L’économie néoclassique comme science
Le paradigme néoclassique de la science économique a été la première métathéorie dominante dans ce domaine. Elle s’est développée grâce à des économistes célèbres tels que Frédéric Bastiat, Alfred Marshall, Jean-Baptiste Say et Léon Walras.
Plusieurs hypothèses fondamentales sont en jeu dans la théorie néoclassique qui la distinguent de l’école classique plus ancienne. On suppose que les agents économiques individuels ont des préférences rationnelles, que les individus cherchent à maximiser leur utilité et que les décisions sont prises au niveau marginal.
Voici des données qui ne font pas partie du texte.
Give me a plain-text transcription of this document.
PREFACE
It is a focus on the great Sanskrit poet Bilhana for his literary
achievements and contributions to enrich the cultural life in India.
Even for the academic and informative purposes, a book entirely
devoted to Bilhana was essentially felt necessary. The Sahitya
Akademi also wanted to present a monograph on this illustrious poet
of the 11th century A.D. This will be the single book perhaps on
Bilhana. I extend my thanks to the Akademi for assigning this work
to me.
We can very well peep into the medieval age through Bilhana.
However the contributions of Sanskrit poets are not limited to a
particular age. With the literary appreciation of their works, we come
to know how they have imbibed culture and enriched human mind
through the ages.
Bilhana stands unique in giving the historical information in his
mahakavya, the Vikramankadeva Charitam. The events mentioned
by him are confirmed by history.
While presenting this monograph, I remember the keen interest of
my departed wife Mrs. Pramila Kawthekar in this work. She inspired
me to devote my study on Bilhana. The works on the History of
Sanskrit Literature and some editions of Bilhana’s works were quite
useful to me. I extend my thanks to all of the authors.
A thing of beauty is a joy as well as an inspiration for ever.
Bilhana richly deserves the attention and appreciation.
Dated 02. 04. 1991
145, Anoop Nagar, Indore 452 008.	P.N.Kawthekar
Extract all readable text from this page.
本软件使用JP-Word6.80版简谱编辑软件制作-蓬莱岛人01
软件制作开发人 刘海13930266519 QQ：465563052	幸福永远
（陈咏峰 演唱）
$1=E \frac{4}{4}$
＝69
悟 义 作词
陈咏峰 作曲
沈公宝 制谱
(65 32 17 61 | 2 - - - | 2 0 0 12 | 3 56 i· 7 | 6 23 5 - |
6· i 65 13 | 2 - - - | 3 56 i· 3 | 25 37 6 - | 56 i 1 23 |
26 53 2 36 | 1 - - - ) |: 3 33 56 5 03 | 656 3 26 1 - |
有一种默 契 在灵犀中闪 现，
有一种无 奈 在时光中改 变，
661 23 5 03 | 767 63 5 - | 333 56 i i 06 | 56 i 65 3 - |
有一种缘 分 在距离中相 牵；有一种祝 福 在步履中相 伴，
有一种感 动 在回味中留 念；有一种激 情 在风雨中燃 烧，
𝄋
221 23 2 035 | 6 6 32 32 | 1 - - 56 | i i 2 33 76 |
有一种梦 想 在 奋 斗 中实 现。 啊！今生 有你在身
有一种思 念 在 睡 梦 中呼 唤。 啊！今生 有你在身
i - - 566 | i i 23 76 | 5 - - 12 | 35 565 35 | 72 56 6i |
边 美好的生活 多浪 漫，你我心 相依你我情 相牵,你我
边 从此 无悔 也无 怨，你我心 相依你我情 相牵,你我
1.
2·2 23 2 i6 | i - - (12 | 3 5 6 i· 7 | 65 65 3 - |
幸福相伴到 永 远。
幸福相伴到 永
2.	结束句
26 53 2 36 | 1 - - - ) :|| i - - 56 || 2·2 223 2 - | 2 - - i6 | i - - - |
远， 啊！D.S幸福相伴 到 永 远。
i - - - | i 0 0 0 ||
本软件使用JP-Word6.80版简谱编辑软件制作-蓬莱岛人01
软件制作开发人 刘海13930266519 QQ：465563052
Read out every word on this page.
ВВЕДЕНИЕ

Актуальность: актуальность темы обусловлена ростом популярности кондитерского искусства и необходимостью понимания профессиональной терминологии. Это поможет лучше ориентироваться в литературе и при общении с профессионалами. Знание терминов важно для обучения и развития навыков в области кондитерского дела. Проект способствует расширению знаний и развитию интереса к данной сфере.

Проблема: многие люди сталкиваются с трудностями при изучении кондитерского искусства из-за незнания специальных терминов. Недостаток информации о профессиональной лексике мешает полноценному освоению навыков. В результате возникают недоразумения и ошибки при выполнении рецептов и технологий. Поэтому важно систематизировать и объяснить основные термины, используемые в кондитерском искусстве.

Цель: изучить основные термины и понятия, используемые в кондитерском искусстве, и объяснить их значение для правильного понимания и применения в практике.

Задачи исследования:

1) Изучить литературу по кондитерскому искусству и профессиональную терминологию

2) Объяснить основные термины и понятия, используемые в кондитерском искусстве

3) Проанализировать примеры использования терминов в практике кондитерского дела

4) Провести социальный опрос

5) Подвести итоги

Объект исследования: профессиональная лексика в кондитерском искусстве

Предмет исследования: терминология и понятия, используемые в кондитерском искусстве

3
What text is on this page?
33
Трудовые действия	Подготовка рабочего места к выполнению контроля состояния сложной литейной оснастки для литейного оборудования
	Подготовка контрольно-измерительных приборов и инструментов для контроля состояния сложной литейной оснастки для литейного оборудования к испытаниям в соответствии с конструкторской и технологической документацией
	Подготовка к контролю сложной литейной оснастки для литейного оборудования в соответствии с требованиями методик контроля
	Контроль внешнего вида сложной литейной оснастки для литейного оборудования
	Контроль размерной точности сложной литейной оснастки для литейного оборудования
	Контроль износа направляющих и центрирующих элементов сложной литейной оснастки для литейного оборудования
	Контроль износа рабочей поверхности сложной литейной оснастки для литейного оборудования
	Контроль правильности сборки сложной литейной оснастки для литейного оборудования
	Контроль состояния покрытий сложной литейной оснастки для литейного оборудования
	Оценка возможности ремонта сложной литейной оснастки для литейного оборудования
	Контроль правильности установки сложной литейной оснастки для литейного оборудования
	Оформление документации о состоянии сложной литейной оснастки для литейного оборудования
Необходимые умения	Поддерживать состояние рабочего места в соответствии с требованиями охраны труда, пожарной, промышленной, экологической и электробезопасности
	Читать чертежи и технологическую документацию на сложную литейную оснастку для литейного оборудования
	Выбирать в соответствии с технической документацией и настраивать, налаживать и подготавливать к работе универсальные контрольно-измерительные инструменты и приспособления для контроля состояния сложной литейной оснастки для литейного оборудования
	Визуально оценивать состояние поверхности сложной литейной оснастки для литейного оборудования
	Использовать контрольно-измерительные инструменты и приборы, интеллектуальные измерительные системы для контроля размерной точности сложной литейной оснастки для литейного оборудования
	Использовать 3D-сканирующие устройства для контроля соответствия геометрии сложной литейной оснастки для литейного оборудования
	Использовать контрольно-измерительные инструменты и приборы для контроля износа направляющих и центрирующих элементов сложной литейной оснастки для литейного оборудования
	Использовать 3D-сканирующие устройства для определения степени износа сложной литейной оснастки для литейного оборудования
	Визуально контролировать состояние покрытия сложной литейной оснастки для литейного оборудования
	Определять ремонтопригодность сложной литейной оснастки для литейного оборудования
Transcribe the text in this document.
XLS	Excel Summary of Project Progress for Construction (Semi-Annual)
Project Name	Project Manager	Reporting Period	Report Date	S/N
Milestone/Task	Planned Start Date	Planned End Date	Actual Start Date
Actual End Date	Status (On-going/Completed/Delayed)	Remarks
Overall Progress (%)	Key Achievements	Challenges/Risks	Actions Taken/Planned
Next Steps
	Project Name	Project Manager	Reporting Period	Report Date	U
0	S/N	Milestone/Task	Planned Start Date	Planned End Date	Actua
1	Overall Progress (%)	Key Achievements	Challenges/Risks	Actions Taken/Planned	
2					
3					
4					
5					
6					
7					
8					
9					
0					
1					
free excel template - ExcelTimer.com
L’économie néoclassique a donné naissance aux modèles de concurrence parfaite de la microéconomie.
Le néoclassicisme a été la première école de pensée économique fortement basée sur les mathématiques, et il a finalement été remplacé par le modèle keynésien encore plus mathématique dans les années 1930.
Le néolibéralisme comme philosophie politique
L’économie néoclassique est la plus étroitement liée au libéralisme classique, l’ancêtre intellectuel du néolibéralisme. Dans un certain sens, le mouvement néolibéral des années 1960 et 1980 représentait un retour partiel aux hypothèses néoclassiques en matière de politique économique et un rejet partiel des arguments ratés de la planification centrale des années 1930.
En termes de politique publique, le néolibéralisme a emprunté les hypothèses de l’économie néoclassique pour plaider en faveur du libre-échange, de faibles impôts, d’une faible réglementation et de faibles dépenses publiques. Il s’appuie souvent sur des arguments antitrust et d’externalité.
Le néolibéralisme n’a pas de définition fixe, même s’il est souvent attribué aux politiques de Margaret Thatcher au Royaume-Uni et de Ronald Reagan aux États-Unis. Il est également attribué aux économistes du XXe siècle Milton Friedman et F.A. Hayek, bien que tous deux aient rejeté cette étiquette ; Friedman se considérait comme un libéral classique et Hayek argumentait du point de vue autrichien.